Reshma Ramracheya
About Reshma Ramracheya
Reshma Ramracheya serves as the Associate Director of Supplier Governance, Clinical Process & Enabling Solutions at Adaptimmune, where she oversees supplier evaluation and compliance in clinical development. She has extensive experience in pharmaceutical operations and research, having held various roles at the University of Oxford and CIDP.
Current Role at Adaptimmune
Reshma Ramracheya serves as the Associate Director of Supplier Governance, Clinical Process & Enabling Solutions at Adaptimmune. In this role, she is responsible for the global oversight and management of external service providers within T-cell receptor clinical development programmes. She collaborates closely with Clinical Development teams, Compliance, and Procurement to ensure quality and compliance in supplier evaluation and selection. Her work includes maintaining ongoing supplier governance, issue management, and tracking performance metrics, which are essential for the successful execution of clinical trials.

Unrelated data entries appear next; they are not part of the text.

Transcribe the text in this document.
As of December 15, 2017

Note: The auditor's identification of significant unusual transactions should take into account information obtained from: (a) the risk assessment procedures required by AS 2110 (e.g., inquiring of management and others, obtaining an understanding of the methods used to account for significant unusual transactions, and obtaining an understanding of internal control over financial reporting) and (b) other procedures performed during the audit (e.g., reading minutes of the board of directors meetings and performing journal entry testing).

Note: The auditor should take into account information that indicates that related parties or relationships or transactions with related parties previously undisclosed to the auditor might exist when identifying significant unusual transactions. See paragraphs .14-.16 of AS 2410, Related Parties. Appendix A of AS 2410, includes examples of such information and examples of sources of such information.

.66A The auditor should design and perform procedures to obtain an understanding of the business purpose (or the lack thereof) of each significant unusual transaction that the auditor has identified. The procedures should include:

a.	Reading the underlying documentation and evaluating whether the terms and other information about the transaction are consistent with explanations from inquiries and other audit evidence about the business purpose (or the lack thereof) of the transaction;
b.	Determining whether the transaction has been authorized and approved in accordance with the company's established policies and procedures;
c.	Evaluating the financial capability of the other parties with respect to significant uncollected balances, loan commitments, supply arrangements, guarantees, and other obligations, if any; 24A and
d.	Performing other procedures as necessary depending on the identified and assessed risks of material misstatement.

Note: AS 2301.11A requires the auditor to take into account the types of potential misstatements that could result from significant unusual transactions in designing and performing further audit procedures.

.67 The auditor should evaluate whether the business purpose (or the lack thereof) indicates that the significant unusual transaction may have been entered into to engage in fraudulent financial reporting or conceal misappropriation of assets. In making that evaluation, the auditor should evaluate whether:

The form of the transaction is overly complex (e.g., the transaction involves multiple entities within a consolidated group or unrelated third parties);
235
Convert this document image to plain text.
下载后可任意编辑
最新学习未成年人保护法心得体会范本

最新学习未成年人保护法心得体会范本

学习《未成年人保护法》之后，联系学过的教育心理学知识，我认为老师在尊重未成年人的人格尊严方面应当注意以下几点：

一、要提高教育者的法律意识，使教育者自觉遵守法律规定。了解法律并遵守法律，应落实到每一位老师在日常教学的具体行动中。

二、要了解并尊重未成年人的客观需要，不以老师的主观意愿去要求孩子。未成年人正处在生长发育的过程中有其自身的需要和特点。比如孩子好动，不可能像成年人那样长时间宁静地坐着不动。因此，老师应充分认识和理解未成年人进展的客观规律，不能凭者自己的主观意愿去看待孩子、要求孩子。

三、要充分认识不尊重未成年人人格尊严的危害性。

Previous Experience at CIDP
Before joining Adaptimmune, Reshma Ramracheya worked at CIDP - Centre International de Développement Pharmaceutique as the Director of Global Pharmaceutical Operations & Pharma Business Lead from 2018 to 2022. During her tenure, she was based in Oxford, England, where she contributed to the organization’s pharmaceutical operations and business strategies. Her experience at CIDP equipped her with valuable insights into global pharmaceutical operations and the complexities of managing pharmaceutical projects.
Academic Background and Research at University of Oxford
Reshma Ramracheya has an extensive academic background, having studied Physiology at King's College London, where she earned her PhD from 2000 to 2004. She has also held various roles at the University of Oxford, including Postdoctoral Research Fellow and Group Leader in the Oxford Centre for Diabetes, Endocrinology & Metabolism from 2005 to 2018. Currently, she is a Visiting Researcher, RD Lawrence Research Fellow, and University Research Lecturer at the University of Oxford, where she continues to engage in research and academic activities.
Expertise in Clinical Processes and Compliance
Reshma Ramracheya has developed significant expertise in optimizing clinical processes and creating standard operating procedures (SOPs) and controlled documents in accordance with ICH E6 and other regulatory requirements. Her role involves supporting the cross-functional implementation of clinical and business processes, ensuring high-level delivery of clinical trials. She is also involved in negotiating and managing outsourced services related to clinical trials and budgets, demonstrating her comprehensive understanding of clinical operations.